My question was asked in the context trying to
construct a free-body force diagram for an object
sliding counter-clock-wise along a looping track,
for example in the two o'clock location. The first
arrow, representing the force m*g, and pointing
down has already been drawn. What other
arrows must be drawn and how should they be
explain them to students?

Perhaps I haven't followed this thread carefully enough, but I would
hope the answer would be something like this:

Since the object is in contact only with the track, the only
remaining force to indicate is the force of contact with the track.
Contact forces should already have been explained to the students in
terms of the deformations--compressive or tensile for the normal
component and shear for the frictional component--that *always*
accompany "contact."

1) The diagram MUST SHOW ALL FORCES ACTING
ON THE SLIDING OBJECT. We assume that forces
due to frictional and Coriolis effects are negligible.
Please be specific, I need this for a Monday class.

If the frictional force is negligible then the contact force is
purely normal to the track surface. There is no coriolis force (or
centrifugal force for that matter) in the inertial frame that I
assume you are working in.

2) What is the nature of the force acting on the track?
(Am I still allowed to say "what causes it?"). I know
what Millikan say about this force. In the "A First
Course in Physics," copyright 1906, he and Gale
wrote: Inertia manifesting itself in this tendency
of the parts of rotating systems to move away from
the center of rotation is called centripetal force."
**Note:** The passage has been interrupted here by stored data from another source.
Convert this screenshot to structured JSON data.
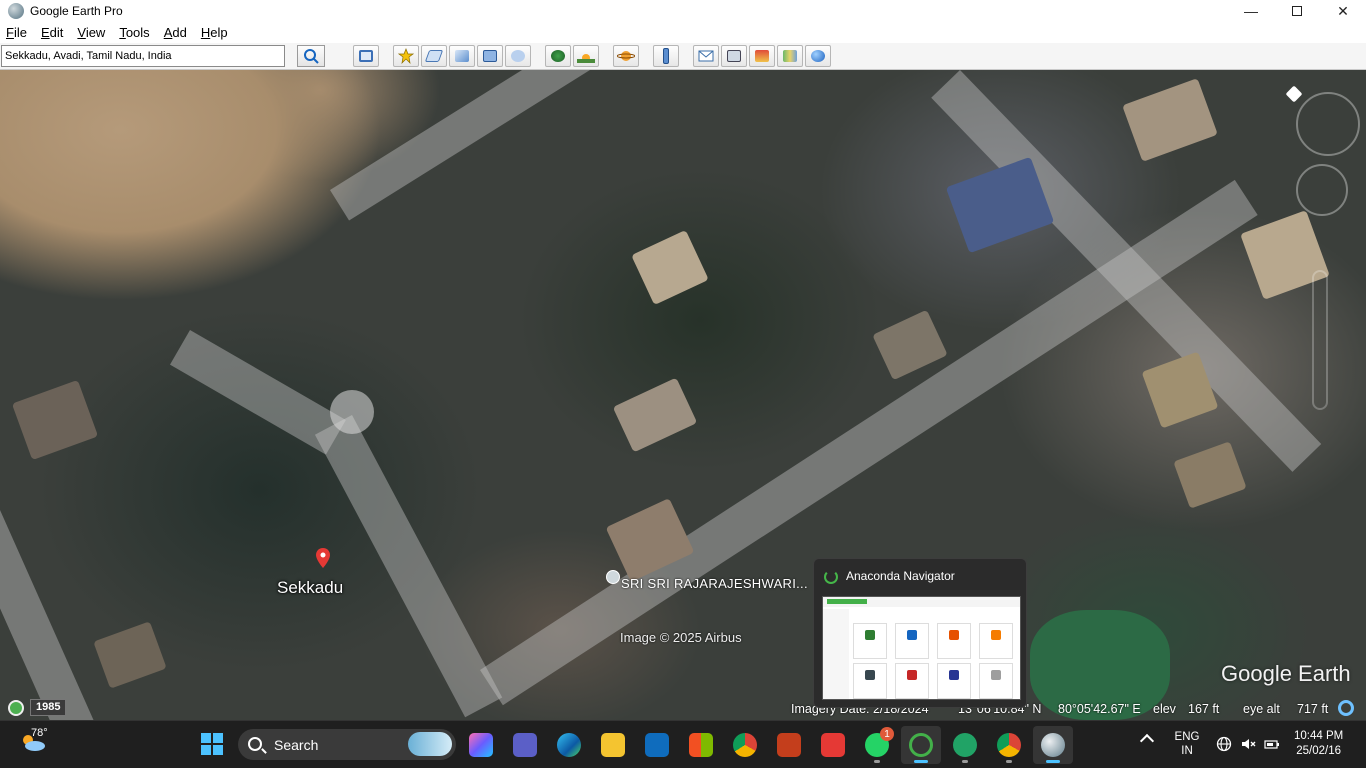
{
  "window": {
    "title": "Google Earth Pro",
    "minimize": "—",
    "close": "✕"
  },
  "menu": {
    "items": [
      "File",
      "Edit",
      "View",
      "Tools",
      "Add",
      "Help"
    ]
  },
  "search": {
    "value": "Sekkadu, Avadi, Tamil Nadu, India"
  },
  "map": {
    "placemark_label": "Sekkadu",
    "poi_label": "SRI SRI RAJARAJESHWARI...",
    "copyright": "Image © 2025 Airbus",
    "logo": "Google Earth",
    "historical_year": "1985"
  },
  "status": {
    "imagery_date": "Imagery Date: 2/18/2024",
    "lat": "13°06'10.84\" N",
    "lon": "80°05'42.67\" E",
    "elev_label": "elev",
    "elev_value": "167 ft",
    "eye_label": "eye alt",
    "eye_value": "717 ft"
  },
  "preview": {
    "title": "Anaconda Navigator"
  },
  "taskbar": {
    "weather_temp": "78°",
    "search_label": "Search",
    "whatsapp_badge": "1",
    "lang_top": "ENG",
    "lang_bottom": "IN",
    "time": "10:44 PM",
    "date": "25/02/16"
  },
  "colors": {
    "accent": "#4cc2ff",
    "anaconda_green": "#43b049",
    "placemark": "#e53935"
  }
}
That sounds very peculiar to me. Why would anyone label a "tendency
... to move away from the center of rotation" using the adjective
"centripetal"?

Accepting this I would say something like this:

a) the sliding object exerts a force on a track;
it is the force of inertia directed away from the
center (not necessarily along the radius).

I don't see any need to make it that complicated. The force on the
track is due to contact with the sliding object. It is the Newton's
third law interaction partner of the contact force on the object.
(I'm not completely sure why you care about the force on the track,
but I don't think it offers any particular challenges to
understanding.)

b) That centripetal force ("due" to rotation) does
not act on the sliding object. But the spring-like
reaction to that force must be drawn.

? Now I'm confused. Maybe I'm not sure what "the system" is any
more. When you say "that centripetal force" do you mean the contact
force on the track? Because it is directed away from the interior of
the curve I would not call it centripetal. And because we are not
analyzing the problem in a rotating frame, I would not call it
centrifugal. (Furthermore, even if we were analyzing the problem in
a rotating frame, I would not call it a centrifugal force.
Centrifugal forces are not the result of contact with other objects.
Contact forces are contact forces, inertial frame or not.

c) We draw the second force and give it a name,
such as constrain force, C. The direction of that
force is neither radial nor tangential, for example,
at some angle from the vertical m*g.

? Do you mean the force of contact on the object? If so, then why
isn't it radial? I thought you said friction was negligible. Are
you, perhaps considering a noncircular track? If so, then "radial"
isn't a very meaningful term except insofar as it means
"instantaneously normal" anyway.

d) The net force, R, is the sum of mg and C. The
radial component of R is association (or causing
if you prefer) centripetal acceleration while the
tangential component is "responsible for" the
change in the in the instantaneous speed.

Despite my prior confusion, this sounds pretty reasonable.

e) The mass of the object was given. Knowing
the radius of the loop, and the instantaneous
speed, one can calculate the centripetal force at
the two o'clock location.

I wouldn't say it that way for fear of inducing students to think
that mass times acceleration IS force. Instead I would say that one
can calculate the radial component of the acceleration (from v and r)
and one can multiply it by the mass to get a quantity that, by
Netwon's second law, must be *equal to* the radial component of the
net force.

Likewise, knowing the
tangential acceleration one can calculate the
tangential component of R.

I *really* wouldn't say that. How do you "know" the tangential
acceleration? It seems to me that what you know is the tangential
component of the net force. You can divide that by the mass to
obtain a quantity that, by Newton's second law, must be *equal to*
the tangential acceleration.

--
John Mallinckrodt mailto:ajm@csupomona.edu
Cal Poly Pomona http://www.csupomona.edu/~ajm